Tool definition quality determines final usability

The original article also covers ToolCallback, ToolDefinition, Result Conversion, Return Direct, and the tool execution chain. These concepts solve different problems, including invocation abstraction, metadata description, result serialization, and whether to bypass model post-processing.

Among them, Return Direct is especially useful in RAG retrieval or external executor scenarios. When the tool result is already the final answer, it can be returned directly to the caller without asking the model to rewrite it again.

AI Visual Insight: This image shows the abstract position of ToolCallback as a unified interface. It indicates that different tool implementations ultimately interact with the model through the same protocol, which makes unified framework scheduling possible.

AI Visual Insight: This image reflects that tool results pass through a result converter for serialization before they are returned to the model. It emphasizes that stringified output is a critical intermediate layer for model consumption.

AI Visual Insight: This image shows the central role of MethodToolCallback in the overall architecture, indicating that it acts as the bridge from method reflection to actual tool invocation.

AI Visual Insight: This image shows the name, description, and parameter structure carried by ToolDefinition, illustrating that whether the model can choose the right tool fundamentally depends on the quality of the metadata exposed here.

AI Visual Insight: This image highlights the branch path for Return Direct, showing that some tool executions can skip the step of returning the result back to the model and terminate the invocation chain immediately, reducing latency and secondary hallucinations.

AI Visual Insight: This image presents the full tool execution lifecycle, from model decision-making and argument dispatch to tool execution and result injection, helping developers understand where to diagnose problems in the chain.

The conclusion is that tool descriptions and assembly patterns matter equally

If you want development speed, start with annotation-based @Tool. If you want controllability, governance, and enterprise-grade extensibility, prioritize the combination of MethodToolCallback and ChatModel.

In real-world engineering, the factor that most often determines effectiveness is not whether Tool Calling is supported at all, but whether tool descriptions are precise, whether the Schema is clear, whether context is isolated correctly, and whether results should be returned directly.

FAQ

1. Why do we still need Tool Calling if the model is already powerful?

Because model knowledge is static. It cannot naturally access real-time data, business systems, or execute actions. Tool Calling gives the model an execution path for invoking external capabilities.

2. How should I choose between ChatClient and ChatModel?

Choose ChatClient for fast application-layer integration.
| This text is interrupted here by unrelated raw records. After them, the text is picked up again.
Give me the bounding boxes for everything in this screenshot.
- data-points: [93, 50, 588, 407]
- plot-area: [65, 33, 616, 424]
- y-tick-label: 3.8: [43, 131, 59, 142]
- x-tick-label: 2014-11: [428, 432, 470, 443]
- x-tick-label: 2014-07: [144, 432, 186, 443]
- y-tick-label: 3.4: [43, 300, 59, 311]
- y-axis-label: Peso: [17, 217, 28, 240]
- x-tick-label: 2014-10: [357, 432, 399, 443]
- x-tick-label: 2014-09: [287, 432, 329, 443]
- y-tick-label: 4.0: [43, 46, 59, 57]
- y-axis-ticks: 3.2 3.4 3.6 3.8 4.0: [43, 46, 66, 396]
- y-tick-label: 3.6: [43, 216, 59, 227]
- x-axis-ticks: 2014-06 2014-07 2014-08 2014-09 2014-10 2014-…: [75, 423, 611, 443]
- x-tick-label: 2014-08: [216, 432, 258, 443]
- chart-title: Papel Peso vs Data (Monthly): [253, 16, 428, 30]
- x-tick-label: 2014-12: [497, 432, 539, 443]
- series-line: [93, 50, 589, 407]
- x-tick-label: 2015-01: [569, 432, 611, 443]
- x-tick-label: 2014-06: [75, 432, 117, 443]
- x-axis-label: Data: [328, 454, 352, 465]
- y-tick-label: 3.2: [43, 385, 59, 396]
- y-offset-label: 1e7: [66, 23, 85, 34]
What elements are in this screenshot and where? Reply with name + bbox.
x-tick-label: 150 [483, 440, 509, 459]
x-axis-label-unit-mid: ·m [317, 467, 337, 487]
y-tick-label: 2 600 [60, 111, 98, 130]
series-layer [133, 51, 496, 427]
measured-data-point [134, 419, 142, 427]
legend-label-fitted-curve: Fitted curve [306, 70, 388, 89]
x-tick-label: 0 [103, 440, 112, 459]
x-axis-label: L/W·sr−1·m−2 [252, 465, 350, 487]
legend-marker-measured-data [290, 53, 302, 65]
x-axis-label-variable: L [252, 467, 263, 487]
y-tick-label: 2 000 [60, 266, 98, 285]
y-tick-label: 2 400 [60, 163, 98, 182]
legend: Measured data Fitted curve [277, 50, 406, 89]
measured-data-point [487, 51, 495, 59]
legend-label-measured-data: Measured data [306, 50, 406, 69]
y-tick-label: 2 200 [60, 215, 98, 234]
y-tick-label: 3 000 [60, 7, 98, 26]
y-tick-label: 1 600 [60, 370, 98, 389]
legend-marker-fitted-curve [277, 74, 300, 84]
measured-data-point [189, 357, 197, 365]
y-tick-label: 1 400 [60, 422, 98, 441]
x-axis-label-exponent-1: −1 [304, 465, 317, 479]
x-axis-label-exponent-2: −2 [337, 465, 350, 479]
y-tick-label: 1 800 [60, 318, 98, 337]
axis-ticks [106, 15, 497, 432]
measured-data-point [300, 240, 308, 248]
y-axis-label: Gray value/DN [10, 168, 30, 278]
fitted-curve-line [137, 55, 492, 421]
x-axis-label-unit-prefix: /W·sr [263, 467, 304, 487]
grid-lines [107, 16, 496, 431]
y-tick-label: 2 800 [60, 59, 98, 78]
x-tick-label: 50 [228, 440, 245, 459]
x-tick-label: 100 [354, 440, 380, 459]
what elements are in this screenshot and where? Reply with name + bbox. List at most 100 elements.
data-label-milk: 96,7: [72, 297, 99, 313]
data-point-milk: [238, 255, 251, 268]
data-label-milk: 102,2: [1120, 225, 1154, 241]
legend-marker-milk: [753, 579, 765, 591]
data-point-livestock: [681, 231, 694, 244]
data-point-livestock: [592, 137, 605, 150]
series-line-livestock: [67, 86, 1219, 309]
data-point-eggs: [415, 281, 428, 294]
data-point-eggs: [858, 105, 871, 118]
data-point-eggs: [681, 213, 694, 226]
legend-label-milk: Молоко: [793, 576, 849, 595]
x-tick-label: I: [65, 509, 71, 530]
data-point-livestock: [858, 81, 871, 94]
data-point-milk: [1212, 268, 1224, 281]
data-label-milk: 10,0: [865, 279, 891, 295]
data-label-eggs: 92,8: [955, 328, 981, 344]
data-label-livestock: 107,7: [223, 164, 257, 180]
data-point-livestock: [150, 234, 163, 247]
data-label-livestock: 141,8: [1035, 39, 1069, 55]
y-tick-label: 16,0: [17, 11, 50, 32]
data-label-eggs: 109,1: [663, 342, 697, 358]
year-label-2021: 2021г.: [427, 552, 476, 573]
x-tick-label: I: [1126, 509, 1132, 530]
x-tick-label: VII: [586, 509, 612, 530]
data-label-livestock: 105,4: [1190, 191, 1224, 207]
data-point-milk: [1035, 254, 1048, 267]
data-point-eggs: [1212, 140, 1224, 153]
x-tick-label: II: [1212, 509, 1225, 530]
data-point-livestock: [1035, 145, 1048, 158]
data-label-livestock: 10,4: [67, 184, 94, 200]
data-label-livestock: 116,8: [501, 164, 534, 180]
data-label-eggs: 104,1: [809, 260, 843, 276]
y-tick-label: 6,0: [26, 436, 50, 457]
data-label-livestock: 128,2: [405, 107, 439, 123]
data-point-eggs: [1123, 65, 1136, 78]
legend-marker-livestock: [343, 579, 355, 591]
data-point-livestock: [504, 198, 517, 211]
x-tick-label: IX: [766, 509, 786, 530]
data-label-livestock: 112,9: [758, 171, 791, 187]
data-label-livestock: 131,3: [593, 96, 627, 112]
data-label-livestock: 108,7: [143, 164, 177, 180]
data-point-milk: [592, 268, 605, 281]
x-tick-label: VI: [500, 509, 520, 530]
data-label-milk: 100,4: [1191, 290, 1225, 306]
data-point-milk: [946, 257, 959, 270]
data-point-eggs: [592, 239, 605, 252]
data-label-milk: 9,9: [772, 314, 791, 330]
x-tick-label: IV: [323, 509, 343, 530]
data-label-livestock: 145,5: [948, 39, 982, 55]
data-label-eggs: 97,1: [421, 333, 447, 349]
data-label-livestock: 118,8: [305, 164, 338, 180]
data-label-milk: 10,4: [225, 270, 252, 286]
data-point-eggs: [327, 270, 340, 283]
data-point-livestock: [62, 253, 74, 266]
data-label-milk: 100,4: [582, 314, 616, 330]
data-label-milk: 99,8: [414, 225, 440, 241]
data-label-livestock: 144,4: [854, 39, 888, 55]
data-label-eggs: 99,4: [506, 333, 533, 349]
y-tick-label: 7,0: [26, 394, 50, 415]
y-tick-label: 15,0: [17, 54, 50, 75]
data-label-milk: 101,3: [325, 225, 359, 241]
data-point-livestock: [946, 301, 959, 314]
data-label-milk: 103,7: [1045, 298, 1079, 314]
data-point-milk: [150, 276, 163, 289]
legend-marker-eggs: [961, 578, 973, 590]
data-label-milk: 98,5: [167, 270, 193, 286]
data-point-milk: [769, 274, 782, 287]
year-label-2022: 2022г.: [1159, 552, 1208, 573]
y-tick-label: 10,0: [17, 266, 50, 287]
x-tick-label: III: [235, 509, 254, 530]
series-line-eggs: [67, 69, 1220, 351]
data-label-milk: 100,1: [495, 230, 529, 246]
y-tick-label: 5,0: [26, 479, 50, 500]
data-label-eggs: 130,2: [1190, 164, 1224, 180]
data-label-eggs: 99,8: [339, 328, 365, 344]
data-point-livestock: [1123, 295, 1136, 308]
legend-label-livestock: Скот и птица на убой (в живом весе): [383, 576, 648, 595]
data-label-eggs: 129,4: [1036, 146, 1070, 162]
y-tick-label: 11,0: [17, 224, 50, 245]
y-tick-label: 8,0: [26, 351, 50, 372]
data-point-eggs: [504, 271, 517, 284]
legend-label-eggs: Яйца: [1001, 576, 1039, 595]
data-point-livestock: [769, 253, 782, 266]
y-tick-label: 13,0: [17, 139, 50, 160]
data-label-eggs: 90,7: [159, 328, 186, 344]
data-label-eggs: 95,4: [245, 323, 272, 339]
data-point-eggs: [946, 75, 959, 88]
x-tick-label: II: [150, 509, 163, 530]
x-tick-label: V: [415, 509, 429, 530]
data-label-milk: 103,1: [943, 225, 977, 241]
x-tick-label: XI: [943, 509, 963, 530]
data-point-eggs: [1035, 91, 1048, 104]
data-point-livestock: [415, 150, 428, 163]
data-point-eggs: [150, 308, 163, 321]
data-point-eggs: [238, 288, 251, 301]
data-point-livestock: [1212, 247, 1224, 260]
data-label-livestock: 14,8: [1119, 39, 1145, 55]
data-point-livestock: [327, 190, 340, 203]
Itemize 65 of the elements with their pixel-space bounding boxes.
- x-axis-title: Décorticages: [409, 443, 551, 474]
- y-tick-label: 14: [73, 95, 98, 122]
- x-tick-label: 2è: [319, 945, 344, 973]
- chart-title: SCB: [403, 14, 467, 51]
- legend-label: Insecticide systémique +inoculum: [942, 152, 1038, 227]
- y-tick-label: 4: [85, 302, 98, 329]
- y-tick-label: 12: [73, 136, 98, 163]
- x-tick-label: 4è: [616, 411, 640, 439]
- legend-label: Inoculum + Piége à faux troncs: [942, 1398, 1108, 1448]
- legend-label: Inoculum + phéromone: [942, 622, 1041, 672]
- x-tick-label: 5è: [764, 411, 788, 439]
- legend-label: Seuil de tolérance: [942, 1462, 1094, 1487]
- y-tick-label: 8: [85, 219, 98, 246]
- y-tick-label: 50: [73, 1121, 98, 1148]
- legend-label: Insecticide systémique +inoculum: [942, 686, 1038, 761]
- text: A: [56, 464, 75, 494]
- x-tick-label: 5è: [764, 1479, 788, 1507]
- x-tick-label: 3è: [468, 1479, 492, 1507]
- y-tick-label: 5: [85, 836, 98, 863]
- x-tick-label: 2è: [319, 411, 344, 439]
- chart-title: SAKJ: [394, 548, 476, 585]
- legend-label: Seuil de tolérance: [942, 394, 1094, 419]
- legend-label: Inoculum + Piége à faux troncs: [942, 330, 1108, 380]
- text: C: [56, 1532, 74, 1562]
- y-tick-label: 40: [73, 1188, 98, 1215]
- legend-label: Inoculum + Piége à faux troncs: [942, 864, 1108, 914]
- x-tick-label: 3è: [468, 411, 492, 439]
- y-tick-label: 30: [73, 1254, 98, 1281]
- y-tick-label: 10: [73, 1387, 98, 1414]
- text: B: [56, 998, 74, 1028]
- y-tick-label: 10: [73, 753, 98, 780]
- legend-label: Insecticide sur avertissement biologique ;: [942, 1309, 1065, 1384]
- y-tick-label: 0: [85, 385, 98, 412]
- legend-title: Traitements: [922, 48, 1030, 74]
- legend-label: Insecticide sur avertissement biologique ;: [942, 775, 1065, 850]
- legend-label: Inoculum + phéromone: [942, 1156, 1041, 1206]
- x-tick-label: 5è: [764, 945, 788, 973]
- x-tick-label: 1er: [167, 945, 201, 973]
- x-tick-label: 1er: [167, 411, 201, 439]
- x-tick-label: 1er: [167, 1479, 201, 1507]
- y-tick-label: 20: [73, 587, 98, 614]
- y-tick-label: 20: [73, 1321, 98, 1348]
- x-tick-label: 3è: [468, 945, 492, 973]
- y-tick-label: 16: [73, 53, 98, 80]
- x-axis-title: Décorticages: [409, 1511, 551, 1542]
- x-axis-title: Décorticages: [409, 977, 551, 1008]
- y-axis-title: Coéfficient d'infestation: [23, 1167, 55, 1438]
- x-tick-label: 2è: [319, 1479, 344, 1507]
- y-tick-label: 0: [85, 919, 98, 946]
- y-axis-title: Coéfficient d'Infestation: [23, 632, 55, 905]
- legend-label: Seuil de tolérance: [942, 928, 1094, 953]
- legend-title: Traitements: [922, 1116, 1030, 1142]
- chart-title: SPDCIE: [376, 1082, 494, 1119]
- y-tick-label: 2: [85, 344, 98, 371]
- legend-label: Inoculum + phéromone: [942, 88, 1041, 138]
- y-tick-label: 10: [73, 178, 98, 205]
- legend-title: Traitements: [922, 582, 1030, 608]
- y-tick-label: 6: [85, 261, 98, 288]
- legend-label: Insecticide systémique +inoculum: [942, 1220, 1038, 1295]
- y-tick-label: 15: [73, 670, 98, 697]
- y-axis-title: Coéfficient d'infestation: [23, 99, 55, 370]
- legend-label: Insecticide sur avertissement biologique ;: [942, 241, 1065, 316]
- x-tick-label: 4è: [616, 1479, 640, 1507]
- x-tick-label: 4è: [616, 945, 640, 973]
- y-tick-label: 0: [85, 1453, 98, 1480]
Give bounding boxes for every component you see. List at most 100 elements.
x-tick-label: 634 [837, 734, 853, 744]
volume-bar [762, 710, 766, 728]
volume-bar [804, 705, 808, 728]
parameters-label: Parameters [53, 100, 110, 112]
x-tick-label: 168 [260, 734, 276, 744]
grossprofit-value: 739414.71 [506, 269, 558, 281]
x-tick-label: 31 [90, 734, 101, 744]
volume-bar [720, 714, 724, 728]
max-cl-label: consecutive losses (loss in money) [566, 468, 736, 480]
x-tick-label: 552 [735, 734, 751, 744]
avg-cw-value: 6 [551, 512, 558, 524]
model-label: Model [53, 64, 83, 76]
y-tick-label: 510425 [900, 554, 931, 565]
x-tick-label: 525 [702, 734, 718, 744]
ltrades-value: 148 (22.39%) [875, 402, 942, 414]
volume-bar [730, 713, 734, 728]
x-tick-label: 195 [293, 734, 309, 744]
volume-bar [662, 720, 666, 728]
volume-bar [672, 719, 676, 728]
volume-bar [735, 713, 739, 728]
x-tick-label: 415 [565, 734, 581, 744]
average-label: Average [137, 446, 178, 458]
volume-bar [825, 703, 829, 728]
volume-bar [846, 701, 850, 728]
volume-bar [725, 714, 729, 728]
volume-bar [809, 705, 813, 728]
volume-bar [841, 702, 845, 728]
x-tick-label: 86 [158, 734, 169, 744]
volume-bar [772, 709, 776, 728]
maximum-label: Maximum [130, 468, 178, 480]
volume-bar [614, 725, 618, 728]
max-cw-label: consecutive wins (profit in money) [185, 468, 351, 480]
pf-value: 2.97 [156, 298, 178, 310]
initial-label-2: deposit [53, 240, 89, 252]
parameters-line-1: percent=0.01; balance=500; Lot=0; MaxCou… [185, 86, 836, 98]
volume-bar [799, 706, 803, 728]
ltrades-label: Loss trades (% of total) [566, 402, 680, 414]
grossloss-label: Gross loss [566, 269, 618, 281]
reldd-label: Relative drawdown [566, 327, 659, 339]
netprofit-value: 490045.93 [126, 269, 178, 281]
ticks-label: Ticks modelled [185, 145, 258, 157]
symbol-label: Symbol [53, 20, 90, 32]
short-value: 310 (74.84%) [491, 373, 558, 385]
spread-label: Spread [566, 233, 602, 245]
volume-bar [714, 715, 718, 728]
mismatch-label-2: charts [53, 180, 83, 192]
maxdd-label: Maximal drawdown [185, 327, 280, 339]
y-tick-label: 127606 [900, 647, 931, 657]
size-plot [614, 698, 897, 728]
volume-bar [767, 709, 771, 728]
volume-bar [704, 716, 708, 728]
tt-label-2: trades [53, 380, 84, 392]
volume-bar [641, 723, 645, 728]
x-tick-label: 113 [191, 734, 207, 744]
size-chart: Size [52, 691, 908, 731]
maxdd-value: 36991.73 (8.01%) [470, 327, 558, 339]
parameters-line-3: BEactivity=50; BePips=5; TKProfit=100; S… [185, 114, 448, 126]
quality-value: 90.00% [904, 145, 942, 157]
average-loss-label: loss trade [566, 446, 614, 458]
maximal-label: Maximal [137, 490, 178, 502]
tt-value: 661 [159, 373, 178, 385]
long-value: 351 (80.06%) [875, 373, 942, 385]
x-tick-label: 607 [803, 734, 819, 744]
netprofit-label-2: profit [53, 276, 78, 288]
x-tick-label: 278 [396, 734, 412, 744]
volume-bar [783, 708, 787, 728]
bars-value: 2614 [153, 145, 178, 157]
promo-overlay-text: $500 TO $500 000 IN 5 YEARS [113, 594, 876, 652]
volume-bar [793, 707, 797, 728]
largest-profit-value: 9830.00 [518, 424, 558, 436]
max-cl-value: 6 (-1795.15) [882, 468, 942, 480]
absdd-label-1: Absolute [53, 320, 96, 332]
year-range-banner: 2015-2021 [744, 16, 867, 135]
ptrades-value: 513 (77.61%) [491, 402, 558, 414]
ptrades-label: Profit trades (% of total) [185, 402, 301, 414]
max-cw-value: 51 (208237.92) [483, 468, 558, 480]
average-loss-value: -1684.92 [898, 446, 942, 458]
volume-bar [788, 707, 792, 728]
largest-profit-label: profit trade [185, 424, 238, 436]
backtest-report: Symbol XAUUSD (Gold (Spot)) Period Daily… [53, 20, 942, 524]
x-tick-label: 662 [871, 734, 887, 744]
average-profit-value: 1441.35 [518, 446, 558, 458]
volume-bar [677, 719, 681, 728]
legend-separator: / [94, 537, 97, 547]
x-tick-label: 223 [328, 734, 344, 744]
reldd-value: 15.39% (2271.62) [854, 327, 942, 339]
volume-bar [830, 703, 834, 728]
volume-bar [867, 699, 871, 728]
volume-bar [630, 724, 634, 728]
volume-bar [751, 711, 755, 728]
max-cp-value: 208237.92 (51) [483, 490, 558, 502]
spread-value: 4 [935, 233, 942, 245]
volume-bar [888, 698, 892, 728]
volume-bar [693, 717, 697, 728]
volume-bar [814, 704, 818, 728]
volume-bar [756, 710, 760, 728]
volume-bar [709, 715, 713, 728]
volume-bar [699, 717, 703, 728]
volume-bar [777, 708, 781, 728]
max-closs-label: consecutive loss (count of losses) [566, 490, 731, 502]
Choose ChatModel for fine-grained low-level control. The former provides higher-level encapsulation, while the latter is better for complex routing, multi-tool composition, and default option management.

3. What is the most common pitfall in tool definitions?

The most common issues are descriptions that are too short, unclear parameter semantics, and incomplete Schema definitions. The result is that the model knows a tool exists, but does not know when to call it or how to construct the arguments.

AI Readability Summary: This article systematically reconstructs the core Tool Calling mechanisms and implementation patterns in Spring AI Alibaba. It covers @Tool, @ToolParam, ChatClient, ChatModel, MethodToolCallback, ToolContext, and Return Direct, helping developers quickly build LLM applications that can invoke external capabilities such as time and weather services.